Newspapers used to include a "letters" page. I am sure the editors received more contributions than they could possibly publish. The editors were also able to curate the content to suit their supposed readership. Shifting the Overton window is akin to adapting editorial policy to changing mores. Receiving comment was (and still is) a useful marketing tool for the publisher. The information age has changed all of that. We now have access to a vast public square in which each one of us has the ability to rant, vent and contribute. John Naisbitt said it all in his "Megatrends". (1982).
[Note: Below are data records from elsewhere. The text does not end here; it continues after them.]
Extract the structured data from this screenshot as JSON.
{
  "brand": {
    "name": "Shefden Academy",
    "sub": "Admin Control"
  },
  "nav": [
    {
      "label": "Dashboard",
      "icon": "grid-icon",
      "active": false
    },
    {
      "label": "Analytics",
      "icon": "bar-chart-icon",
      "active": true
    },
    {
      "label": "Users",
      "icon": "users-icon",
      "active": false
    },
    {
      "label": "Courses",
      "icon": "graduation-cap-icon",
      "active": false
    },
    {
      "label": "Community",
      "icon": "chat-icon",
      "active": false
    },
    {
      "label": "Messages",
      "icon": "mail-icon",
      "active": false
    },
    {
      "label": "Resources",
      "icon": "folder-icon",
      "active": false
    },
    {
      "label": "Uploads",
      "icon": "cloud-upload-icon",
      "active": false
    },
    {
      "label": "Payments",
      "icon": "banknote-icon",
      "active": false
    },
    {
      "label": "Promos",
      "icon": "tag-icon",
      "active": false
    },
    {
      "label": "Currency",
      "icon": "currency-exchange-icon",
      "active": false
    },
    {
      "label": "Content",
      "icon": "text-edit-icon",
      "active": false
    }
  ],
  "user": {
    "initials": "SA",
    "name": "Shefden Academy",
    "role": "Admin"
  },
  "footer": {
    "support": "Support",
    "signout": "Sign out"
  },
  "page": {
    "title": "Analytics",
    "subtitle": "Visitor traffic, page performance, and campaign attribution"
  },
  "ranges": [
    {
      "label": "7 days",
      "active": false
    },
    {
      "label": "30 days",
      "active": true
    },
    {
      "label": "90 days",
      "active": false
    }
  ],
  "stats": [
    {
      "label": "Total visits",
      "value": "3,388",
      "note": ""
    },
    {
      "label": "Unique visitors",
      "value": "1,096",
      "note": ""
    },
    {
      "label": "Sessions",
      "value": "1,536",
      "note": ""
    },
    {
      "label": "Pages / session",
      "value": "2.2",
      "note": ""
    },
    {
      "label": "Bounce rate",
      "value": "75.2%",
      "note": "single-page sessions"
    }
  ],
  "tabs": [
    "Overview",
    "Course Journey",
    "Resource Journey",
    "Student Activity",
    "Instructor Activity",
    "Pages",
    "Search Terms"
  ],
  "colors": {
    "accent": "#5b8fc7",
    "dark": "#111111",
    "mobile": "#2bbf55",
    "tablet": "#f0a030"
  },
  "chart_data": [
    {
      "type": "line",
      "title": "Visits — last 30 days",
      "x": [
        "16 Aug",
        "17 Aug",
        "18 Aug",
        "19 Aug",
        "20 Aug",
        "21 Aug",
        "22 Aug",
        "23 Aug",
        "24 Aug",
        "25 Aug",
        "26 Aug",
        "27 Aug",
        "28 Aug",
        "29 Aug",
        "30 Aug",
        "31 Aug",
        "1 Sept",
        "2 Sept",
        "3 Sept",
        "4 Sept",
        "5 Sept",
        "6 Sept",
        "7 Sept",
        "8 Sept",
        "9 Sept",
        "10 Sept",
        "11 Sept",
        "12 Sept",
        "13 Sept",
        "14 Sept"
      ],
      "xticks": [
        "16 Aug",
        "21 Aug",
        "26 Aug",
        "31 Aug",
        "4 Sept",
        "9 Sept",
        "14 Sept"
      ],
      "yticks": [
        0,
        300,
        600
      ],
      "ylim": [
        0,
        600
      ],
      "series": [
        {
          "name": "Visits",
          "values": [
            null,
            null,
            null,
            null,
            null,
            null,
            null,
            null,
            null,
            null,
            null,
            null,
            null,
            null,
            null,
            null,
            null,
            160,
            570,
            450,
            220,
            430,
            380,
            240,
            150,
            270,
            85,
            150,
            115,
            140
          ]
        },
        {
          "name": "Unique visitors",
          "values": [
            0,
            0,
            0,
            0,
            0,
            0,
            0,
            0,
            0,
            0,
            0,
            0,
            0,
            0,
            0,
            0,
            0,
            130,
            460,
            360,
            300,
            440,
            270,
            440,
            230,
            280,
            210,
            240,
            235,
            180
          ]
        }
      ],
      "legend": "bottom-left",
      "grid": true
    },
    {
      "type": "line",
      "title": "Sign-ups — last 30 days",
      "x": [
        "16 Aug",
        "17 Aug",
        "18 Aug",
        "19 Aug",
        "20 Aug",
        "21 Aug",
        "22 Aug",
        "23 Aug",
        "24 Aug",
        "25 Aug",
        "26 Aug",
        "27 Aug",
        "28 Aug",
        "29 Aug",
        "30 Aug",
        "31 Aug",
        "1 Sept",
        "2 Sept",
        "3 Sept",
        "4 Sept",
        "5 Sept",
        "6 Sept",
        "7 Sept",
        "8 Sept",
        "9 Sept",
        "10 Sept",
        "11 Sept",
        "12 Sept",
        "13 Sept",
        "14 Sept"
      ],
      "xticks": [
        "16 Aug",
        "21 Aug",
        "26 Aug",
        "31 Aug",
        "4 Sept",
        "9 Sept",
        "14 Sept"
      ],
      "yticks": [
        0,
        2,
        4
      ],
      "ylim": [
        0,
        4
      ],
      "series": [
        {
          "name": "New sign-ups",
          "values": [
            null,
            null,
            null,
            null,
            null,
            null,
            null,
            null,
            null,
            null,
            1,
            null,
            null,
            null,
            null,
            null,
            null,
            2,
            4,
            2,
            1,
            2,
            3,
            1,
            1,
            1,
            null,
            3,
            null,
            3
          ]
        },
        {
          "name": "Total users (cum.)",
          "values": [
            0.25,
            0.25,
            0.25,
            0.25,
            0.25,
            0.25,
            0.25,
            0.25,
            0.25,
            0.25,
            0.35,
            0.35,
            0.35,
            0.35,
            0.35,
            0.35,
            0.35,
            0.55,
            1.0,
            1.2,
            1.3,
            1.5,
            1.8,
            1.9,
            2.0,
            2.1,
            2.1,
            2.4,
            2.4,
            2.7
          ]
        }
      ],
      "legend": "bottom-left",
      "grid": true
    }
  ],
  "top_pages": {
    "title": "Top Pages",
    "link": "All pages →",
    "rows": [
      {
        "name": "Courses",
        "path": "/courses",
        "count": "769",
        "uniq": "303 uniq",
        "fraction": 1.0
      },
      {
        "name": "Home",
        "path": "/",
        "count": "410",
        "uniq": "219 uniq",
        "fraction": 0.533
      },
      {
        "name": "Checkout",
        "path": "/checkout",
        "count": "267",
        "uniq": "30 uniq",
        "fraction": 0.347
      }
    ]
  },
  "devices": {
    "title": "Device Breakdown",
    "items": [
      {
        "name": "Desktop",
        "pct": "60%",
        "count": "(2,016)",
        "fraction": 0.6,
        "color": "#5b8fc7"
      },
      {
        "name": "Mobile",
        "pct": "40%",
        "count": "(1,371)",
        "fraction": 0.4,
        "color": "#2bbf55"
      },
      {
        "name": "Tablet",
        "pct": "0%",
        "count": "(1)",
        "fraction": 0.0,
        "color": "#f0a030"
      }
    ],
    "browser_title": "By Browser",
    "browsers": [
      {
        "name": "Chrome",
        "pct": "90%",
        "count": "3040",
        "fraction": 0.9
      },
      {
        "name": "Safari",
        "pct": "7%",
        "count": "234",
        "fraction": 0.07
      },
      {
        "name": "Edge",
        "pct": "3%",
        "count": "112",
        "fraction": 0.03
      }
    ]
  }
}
Mpiyakhe Dhlamini's avatar

Sharing your ideas in the hope that they will attract people or effect some change is a fool's errand. Share without hope. Someone like you has a contributed much to SA libertarian thought, but this country may never use any of your ideas until it collapses in on itself and all of us are eventually forgotten, that South Africa even had one libertarian may become forgotten in time. This is fine, we will still try to disseminate our ideas not in hope, but as a way to avoid the nagging of our conscience.

I feel guilty when I don't say what I think I know to be true, especially in a country like this with so much human-caused misery. I feel I have to shout into the probable void because I can say I put it out there for people to find and reason it out for themselves. And if all of us keep doing that, who knows, one day people may get attracted to these ideas, maybe by accident, and it will resonate with them.

This cannot happen if we pay too much attention to the probably meaningless, definitely thankless task of sharing these ideas. We owe it to that 0.000001% chance to share them as widely as we can.

I would list examples of this but I know you know them all already.